How does a smaller DSP survive, as the largest buying platforms command more of the marketplace? For Dstillery, the answer is to become a data company.
Dstillery officially shut down its bidder and stopped operating a DSP on July 1. Its focus now is selling custom audience segments through the buyer’s DSP of choice. Since its managed service business still accounts for the majority of Dstillery’s revenue, it runs client campaigns through a seat on an external DSP, often The Trade Desk.
But growth for the managed DSP business is stagnant, while the new business selling audience segments is growing at a compounded rate of 20% each month. Dstillery expects audience segment sales to contribute one-quarter to one-third of net revenue this year.
Over 800 customers have purchased Dstillery’s customer segments through their DSPs including The Trade Desk, Google Display & Video 360, MediaMath, Xandr, Adobe Audience Manager and TremorVideo DSP and the onboarder LiveRamp.
Reasons for changing
The transition from DSP to data company started almost two years ago, and Dstillery claims it’s now stronger than ever.
DSP technology was becoming increasingly commoditized, yet required continued investments to connect new inventory sources, improve the supply chain and add features. For a large DSP, those costs are spread out across a huge customer base. For a smaller DSP like Dstillery, those costs added up, and it saw the writing on the wall.
“Those with scale will ultimately win,” said CEO Michael Beebe, who joined midway through this transition in August 2018. “Putting more dollars and capital infrastructure into managing an undifferentiated technical platform was unlikely to generate ROI.”
Instead, Dstillery underwent strategic planning, and realized its differentiator was building clean, high-performing data models for clients. So it decided to finally listen to customers who wanted to use Dstillery data without having to buy media through the company too.
Dstillery’s selling point is that it uses meticulously cleansed, transparent third-party data to create its AI-driven custom segments, which it refreshes daily. Buyers can use off-the-shelf segments or custom ones.
Dstillery first decoupled its audience data from its media buying in Q4 of 2017, when it made the data available on the Trade Desk. The data business gained traction through 2018, as Dstillery saw more pickup from verticals like financial services, retail and appliances.
“There was some concern before we decoupled our audiences from audience buying about whether or not they would perform as well on someone else’s bidder,” said SVP of strategy and development Evan Hills.
The company wanted to keep its proprietary data secure, Hills said, one concern about uploading its data into another platform. But mostly, “it was fear of the unknown” that prevented Dstillery from making the leap earlier.
The pain of the pivot
Dstillery had to make tough changes in its transformation into a data company.
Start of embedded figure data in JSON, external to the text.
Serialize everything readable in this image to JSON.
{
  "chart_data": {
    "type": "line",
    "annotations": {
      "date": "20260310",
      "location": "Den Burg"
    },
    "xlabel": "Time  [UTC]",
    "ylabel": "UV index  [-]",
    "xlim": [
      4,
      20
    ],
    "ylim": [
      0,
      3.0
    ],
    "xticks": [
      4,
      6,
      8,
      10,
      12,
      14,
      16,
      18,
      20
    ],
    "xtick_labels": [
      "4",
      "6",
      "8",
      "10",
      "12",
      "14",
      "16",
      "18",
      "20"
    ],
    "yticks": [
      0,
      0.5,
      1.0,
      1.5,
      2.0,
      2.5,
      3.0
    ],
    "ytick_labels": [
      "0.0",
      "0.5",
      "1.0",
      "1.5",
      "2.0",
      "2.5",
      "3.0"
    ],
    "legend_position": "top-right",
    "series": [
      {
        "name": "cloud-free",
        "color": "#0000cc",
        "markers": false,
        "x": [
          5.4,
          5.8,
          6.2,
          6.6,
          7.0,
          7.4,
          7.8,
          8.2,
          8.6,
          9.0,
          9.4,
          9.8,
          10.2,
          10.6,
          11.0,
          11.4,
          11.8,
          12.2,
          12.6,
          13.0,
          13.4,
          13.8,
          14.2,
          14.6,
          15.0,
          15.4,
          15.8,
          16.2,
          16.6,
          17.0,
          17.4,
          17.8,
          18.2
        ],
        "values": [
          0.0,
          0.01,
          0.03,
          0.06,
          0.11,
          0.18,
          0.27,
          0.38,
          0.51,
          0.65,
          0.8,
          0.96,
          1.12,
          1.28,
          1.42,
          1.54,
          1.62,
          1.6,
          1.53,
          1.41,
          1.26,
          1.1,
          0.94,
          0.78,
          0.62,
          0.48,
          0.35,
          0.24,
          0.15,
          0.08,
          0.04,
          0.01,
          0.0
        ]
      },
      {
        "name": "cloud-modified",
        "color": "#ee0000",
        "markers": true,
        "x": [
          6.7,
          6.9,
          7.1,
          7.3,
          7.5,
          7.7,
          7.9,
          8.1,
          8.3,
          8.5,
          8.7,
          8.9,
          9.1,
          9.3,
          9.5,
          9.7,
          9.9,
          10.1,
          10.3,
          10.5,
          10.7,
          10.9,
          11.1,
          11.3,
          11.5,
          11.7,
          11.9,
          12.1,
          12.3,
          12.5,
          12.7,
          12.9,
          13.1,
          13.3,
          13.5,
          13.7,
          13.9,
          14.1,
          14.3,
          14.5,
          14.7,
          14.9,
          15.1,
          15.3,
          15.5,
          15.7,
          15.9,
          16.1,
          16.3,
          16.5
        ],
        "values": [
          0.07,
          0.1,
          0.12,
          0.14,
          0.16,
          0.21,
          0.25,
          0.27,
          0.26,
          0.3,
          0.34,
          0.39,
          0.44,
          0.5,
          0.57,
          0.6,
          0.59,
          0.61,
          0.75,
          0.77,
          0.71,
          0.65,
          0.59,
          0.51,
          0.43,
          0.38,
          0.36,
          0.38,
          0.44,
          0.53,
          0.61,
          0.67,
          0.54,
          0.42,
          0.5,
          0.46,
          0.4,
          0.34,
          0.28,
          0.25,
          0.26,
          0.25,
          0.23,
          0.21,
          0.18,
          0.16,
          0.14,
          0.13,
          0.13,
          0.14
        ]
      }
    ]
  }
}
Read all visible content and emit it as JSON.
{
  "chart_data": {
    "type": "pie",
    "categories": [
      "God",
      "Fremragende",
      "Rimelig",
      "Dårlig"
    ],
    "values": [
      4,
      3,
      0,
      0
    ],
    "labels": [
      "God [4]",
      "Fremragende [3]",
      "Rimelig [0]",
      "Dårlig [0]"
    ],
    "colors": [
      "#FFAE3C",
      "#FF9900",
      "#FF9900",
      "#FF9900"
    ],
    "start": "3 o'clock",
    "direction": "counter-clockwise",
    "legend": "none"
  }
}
Headcount decreased 25% over the past two years, to just under 100 today. But with a $5.9 million investment round in June, the company is hiring again and said it has 25 new positions yet to be filled across multiple business functions.
The business model also changed. As a data company, Dstillery charges a CPM fee to use its data, or calculates the cost as a percentage of media spend. It must pay a portion of that fee back to the DSP.
In its former life as a DSP, Dstillery charged a percent of the media it ran through the platform. Dstillery still uses this pricing model for clients that want both data and campaign execution.
“The data business has incredibly high margins,” Beebe said, higher than its DSP business. On the managed DSP side, Dstillery can sustain its existing margin despite using an external DSP because it doesn’t bear the cost of investing in its own platform.
However, shutting down the bidder deprives Dstillery of key bidstream data. Dstillery now licenses that data from a third party and combines it with a host of “licensed, partnered and bartered” data, as well as identity data to build audience segments, Hills said.
Becoming a company built on third-party data also means doubling down on an area receiving intense scrutiny from marketers, consumers and regulators.
“We think we are in good shape for CCPA [California Consumer Privacy Act] as it’s written today,” Hills said, though he noted the act is still a moving target.
“We view quality and accuracy as the larger problem,” he said, negatively affecting the reputation of third-party data. Dstillery doesn’t have that problem because it is transparent about data sources and how it creates data segments, which is a rarity in the third-party data market.
Now that Dstillery’s data is available within all major DSPs, buyers can actually see that Dstillery’s data – not how it buys media – drives performance or affects campaign goals like cost per acquisition.
“By syndicating data to different platforms, and running them head to head against our peer set, we’ve seen categorically that our audience will outperform other audiences,” Hills said.
If Dstillery can pull off this pivot from DSP to data business, it will be the second time it moved out of a sinking advertising category. The company was founded in 2008 as an ad network named Media6Degrees, then became a DSP when programmatic disrupted the ad network model. Ad networks that didn’t adapt to programmatic largely went out of business.
Now the DSP business is entering rough waters as benefits accrue to the most scaled players. If other DSPs follow in its path, Dstillery may be the initiator of another trend: smaller DSPs that hitch their wagon to a larger DSP and stop bundling media with other tech, data or services.
This post was syndicated from Ad Exchanger.